Nuclear abnormality assessment along with MN during cytotoxicity and genotoxicity monitoring of xenobiotics is efficient in fresh water fishes and under laboratory controlled conditions. Significant increase in total nuclear abnormalities observed in the treated C. gariepinus compared to the control suggests the presence of cytotoxins in the effluent. Their formations are linked to xenobiotic interference with the cell cycle and DNA synthesis via various mechanisms [31]. The formation of binucleated cells suggests that constituents of the effluent are capable of blocking cytokinesis of a normal dividing cell at M phase of the cell cycle [32] and may increase mutational frequency and carcinogenesis [33]. The presence of notch and bleb nuclei is associated with chromosome aneuploidy due to disturbance of the chromatin materials by xenobiotics in the abattoir effluent [32]. Vacuolated cell and nuclear bud formation (Figure 2) are associated with cell injury, cell death, and apoptosis induced by xenobiotics in the effluent [34].

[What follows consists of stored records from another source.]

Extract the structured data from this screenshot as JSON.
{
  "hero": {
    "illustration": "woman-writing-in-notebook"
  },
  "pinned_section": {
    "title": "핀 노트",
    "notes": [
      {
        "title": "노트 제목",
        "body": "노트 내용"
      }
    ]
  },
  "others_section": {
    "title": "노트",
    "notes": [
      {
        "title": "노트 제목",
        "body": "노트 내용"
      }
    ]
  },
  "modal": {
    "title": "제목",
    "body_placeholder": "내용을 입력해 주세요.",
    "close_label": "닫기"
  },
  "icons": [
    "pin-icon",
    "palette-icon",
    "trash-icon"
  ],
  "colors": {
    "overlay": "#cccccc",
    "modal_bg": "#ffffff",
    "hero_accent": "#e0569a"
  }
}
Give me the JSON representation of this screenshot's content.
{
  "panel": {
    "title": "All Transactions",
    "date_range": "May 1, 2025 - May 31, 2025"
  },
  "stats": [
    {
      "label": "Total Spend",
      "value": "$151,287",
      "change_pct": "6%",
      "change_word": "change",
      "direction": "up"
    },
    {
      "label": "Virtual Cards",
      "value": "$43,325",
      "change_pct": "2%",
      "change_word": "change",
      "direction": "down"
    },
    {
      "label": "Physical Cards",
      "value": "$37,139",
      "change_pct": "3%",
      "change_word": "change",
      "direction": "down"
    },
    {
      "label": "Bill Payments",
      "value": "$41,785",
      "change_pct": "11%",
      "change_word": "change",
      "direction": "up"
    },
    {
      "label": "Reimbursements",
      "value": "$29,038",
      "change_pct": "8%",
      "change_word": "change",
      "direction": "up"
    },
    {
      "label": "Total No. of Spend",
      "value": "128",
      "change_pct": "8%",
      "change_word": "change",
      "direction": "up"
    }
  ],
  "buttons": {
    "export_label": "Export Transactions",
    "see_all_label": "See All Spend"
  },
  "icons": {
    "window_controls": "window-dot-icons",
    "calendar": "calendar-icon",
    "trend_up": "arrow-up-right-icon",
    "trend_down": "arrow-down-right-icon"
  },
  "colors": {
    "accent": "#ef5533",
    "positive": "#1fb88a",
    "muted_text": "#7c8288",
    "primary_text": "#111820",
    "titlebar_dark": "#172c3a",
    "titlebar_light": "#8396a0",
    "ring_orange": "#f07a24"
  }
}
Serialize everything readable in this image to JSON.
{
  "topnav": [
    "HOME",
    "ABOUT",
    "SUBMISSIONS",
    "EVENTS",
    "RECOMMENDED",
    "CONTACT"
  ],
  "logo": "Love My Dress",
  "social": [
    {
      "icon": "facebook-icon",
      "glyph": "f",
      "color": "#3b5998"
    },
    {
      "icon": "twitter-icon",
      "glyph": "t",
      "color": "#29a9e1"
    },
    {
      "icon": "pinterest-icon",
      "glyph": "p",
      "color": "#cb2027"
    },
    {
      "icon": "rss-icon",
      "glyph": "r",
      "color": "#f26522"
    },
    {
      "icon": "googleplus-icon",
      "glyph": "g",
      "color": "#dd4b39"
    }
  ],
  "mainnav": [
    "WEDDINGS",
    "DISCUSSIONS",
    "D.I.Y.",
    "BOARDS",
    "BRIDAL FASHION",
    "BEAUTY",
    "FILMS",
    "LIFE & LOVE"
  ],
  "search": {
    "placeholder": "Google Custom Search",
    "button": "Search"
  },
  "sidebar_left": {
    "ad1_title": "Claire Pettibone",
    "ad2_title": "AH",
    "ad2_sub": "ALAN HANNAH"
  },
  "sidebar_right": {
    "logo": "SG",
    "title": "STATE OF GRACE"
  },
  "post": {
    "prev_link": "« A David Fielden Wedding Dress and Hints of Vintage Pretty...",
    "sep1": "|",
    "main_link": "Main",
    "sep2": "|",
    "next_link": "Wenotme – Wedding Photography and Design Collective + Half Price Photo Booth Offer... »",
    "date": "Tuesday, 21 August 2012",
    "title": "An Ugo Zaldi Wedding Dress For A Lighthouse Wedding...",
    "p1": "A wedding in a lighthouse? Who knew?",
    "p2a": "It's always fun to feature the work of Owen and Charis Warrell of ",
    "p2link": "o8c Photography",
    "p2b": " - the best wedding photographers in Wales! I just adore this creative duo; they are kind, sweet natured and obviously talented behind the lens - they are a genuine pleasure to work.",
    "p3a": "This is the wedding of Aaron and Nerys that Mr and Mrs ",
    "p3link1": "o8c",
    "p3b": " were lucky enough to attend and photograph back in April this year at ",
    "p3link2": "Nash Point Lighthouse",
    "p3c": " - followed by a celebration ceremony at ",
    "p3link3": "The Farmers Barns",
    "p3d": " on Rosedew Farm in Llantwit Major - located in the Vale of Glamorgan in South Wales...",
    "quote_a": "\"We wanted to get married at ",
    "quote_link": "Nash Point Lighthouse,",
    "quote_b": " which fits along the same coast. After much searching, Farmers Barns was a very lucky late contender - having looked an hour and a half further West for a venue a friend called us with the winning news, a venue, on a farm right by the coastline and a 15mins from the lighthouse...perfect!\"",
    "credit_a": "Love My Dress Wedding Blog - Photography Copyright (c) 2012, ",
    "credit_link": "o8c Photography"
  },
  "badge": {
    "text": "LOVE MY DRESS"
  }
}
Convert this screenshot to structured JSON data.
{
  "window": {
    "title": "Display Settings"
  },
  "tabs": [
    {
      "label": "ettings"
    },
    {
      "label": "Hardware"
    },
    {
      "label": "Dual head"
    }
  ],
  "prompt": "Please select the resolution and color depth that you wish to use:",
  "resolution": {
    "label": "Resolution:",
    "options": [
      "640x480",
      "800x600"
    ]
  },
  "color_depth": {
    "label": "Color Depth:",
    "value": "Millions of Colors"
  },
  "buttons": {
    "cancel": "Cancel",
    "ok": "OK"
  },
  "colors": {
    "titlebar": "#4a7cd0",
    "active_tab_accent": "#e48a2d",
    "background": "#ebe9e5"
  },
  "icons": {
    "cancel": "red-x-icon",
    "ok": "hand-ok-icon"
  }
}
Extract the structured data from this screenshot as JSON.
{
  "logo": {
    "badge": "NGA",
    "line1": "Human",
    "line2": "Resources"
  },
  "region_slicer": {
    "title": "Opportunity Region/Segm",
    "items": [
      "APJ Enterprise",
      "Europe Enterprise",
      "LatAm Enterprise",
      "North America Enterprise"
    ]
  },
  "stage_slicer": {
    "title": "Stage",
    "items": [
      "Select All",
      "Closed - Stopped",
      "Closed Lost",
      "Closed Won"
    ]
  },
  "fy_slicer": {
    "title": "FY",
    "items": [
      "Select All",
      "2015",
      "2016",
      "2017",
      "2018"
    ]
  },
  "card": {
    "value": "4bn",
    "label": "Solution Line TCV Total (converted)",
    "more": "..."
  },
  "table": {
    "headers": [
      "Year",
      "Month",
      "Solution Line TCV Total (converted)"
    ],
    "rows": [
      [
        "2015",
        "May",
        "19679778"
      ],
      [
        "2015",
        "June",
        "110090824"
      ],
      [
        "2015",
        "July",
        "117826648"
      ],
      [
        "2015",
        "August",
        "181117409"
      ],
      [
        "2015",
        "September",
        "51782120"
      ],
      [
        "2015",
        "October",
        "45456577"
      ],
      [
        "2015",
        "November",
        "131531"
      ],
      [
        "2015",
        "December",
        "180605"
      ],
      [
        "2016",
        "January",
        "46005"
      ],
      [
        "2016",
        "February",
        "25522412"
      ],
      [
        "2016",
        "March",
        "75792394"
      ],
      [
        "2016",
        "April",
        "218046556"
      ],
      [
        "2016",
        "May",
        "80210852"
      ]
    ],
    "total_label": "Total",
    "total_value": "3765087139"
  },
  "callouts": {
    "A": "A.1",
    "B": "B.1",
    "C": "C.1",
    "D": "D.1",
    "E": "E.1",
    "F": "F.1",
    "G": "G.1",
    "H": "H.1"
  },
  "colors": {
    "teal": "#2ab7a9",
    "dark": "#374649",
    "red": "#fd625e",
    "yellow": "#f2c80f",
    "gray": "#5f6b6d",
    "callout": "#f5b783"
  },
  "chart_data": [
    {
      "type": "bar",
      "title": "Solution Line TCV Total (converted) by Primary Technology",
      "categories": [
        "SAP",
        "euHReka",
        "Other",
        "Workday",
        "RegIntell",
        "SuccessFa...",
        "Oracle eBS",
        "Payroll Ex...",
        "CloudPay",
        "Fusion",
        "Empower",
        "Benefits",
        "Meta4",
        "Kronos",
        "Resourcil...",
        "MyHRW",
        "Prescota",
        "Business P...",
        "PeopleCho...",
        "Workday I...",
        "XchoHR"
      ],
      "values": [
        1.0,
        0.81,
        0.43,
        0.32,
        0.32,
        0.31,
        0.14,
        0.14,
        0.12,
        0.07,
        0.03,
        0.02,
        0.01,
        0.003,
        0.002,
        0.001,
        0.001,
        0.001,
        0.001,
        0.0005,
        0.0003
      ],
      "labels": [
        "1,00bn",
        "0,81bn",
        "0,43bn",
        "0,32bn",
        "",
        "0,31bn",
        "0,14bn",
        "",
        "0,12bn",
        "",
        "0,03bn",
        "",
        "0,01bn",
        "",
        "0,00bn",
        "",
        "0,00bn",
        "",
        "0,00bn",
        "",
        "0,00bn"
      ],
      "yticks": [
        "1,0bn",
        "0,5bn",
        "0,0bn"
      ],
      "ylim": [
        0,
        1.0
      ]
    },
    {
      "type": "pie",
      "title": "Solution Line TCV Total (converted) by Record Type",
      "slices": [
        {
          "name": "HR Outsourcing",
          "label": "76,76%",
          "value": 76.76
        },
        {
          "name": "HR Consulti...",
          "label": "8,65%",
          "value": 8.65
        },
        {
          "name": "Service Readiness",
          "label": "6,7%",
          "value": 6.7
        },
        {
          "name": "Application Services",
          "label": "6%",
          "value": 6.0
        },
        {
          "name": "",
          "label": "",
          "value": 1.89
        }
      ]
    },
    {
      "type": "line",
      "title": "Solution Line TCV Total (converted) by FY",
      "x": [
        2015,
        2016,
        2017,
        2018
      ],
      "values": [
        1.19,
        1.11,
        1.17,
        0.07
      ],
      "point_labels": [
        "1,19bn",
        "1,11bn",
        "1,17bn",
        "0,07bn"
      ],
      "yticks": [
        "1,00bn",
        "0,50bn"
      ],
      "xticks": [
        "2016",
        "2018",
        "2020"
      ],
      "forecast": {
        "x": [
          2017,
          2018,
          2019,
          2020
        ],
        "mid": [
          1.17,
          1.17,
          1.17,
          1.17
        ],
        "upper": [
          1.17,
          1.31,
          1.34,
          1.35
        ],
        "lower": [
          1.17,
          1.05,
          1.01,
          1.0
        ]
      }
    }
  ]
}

High concentrations of electrical conductivity, TS, phosphates, nitrates, BOD, and COD and low concentration of DO in the abattoir effluent are in concert with those reported from Ogun River, Nigeria, which also received untreated abattoir effluent from slaughter houses [35]. These parameters along with heavy metals and unanalyzed organic compounds contributed to the induction of MN and NAs in peripheral erythrocytes and gill erythrocytes of Synodontis clarias, in the river [36]. This suggests threats to the functioning of the aquatic ecosystems and the survival of most aquatic biota in abattoir wastewater polluted water bodies.

5. Conclusion

Clarias gariepinus were exposed to different concentrations of abattoir effluents from Bodija slaughtered house in Ibadan, Nigeria. The high concentration of the physicochemical parameters and some toxic heavy metals in the abattoir effluent provoked DNA damage via elevated micronucleated erythrocytes and erythrocytes with nuclei abnormalities in C. gariepinus. Xenobiotics in abattoir effluents are emerging clastogens and/or aneugens that are capable of inducing cytotoxicity and genotoxicity in aquatic biota.

Conflict of Interests

The authors declare no conflict of interests.